L’ancien leader syndicaliste étudiant[1] a l’âge et l’expérience pour lui. Il parle d’un système qu’il a observé et subi. Pourtant, malgré toute la réalité décrite, dans ce livre, le lecteur ne le refermera pas sans avoir été contaminé par cette espérance de l’auteur qui l’irrigue :
« Tout ce que nous avons vu ces dernières années, notamment depuis le putsch de 1999, a montré que délivrer la Côte d’Ivoire de l’emprise de l’houphouéto-foccartisme et de son corollaire, cette absolue suprématie que la France a conservée sur nous après le 7 août 1960, ne sera pas une tâche facile. Mais, pas facile ne veut pas dire impossible. Car ce que nous avons vu depuis le putsch a aussi confirmé deux autres constantes de notre histoire : malgré toutes les violences de nos ennemis – car comment nommer les massacreurs du 4 novembre 2004 devant l’hôtel Ivoire et sur le pont Charles de Gaulle et ceux d’avril 2011 dans tout Abidjan, ceux qui leur donnaient les ordres et ceux qui les ont couverts ? Cette France qui, sans l’avoir déclarée et en violation de la lettre des traités liant nos deux pays, s’est livrée à une guerre des plus atroces contre nous ? –, malgré toutes les violences de nos ennemis donc, dans leur masse les Ivoiriens n’ont jamais renoncé à récupérer leurs droits spoliés, à commencer par le droit d’être les seuls maîtres chez eux. Et, en eux, l’extraordinaire capacité de résistance dont firent preuve leurs aïeuls et leurs pères face aux conquérants ou pendant la période coloniale, n’est pas épuisée ».

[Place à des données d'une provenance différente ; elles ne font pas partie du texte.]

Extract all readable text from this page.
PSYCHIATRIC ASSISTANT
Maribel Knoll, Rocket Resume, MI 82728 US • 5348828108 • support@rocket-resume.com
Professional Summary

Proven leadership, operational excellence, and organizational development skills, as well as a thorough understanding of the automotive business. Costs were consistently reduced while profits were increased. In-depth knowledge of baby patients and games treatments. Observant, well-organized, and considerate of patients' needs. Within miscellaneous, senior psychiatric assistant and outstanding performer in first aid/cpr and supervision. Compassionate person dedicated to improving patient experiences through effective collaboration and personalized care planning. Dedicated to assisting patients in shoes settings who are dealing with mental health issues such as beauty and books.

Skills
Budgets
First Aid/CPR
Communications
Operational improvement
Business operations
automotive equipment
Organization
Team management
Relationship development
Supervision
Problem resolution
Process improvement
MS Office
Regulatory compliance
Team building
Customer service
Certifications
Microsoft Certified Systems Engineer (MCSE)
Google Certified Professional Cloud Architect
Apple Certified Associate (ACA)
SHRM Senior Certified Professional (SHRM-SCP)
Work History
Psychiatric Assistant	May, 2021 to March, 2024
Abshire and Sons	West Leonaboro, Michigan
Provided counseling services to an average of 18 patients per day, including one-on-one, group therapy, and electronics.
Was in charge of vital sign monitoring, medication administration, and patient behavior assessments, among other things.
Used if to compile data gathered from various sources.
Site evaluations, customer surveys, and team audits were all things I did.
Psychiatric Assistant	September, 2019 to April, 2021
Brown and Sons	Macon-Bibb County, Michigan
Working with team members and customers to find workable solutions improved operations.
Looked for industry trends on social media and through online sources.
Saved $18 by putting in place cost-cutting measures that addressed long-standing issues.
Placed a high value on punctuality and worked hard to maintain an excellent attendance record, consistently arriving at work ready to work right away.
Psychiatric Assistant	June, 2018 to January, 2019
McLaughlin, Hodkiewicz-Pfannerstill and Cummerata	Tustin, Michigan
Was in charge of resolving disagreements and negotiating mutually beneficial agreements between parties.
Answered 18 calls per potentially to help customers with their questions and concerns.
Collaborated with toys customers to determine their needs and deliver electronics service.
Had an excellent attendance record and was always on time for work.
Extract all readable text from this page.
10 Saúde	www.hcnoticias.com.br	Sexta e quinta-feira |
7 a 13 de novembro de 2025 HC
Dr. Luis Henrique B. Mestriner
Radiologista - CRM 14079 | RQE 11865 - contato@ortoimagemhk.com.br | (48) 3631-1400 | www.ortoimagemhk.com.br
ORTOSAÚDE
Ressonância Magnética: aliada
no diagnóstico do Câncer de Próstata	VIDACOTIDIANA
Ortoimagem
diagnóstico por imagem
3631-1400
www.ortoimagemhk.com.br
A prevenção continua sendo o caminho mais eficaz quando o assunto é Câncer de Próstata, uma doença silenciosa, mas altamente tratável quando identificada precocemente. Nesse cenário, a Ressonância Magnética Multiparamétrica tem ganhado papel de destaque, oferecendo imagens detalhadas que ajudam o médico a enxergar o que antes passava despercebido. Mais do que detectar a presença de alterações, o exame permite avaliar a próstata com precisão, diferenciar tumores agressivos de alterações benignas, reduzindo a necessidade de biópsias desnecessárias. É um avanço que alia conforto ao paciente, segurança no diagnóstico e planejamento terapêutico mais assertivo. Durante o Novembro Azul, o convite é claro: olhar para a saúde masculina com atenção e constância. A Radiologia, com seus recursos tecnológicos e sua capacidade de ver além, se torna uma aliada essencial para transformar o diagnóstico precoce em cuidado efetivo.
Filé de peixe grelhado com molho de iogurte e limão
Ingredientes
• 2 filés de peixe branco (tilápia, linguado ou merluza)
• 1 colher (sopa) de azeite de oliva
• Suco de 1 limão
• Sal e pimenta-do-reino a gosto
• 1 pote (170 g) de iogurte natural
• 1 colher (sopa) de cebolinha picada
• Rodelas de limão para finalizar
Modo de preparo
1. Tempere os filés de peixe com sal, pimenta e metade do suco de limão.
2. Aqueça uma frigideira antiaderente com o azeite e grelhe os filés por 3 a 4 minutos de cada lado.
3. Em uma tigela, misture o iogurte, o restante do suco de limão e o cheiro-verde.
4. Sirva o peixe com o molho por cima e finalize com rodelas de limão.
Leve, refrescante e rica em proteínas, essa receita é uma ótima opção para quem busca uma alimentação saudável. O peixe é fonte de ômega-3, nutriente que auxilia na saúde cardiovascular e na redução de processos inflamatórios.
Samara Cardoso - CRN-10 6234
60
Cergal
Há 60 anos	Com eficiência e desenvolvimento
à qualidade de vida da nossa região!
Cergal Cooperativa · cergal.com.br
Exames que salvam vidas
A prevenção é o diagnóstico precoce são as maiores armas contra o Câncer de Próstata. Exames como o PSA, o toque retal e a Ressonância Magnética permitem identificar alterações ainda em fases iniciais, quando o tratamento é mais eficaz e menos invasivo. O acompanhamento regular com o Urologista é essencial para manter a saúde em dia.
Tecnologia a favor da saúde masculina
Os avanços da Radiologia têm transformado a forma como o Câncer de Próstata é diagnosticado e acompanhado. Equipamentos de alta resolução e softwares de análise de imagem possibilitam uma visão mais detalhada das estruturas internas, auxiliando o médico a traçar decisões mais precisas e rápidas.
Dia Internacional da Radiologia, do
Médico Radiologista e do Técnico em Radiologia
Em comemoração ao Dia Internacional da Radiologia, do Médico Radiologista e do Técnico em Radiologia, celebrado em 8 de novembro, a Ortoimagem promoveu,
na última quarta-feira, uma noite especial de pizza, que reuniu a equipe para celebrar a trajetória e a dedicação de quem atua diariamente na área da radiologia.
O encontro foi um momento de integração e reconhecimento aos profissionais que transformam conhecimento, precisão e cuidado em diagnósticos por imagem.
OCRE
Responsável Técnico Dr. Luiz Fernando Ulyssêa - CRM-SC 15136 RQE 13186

La lecture de La Côte d’Ivoire & la France, telles Sisyphe & son rocher est une véritable bouffée d’oxygène, dans cette atmosphère politique ivoirienne polluée par des compromissions et des futilités qui ont eu pour conséquence de refaire de l’évidence de l’après 11 avril 2011 (Le 7 août 1960, la France, dans la réalité, n’est pas partie), un sujet tabou.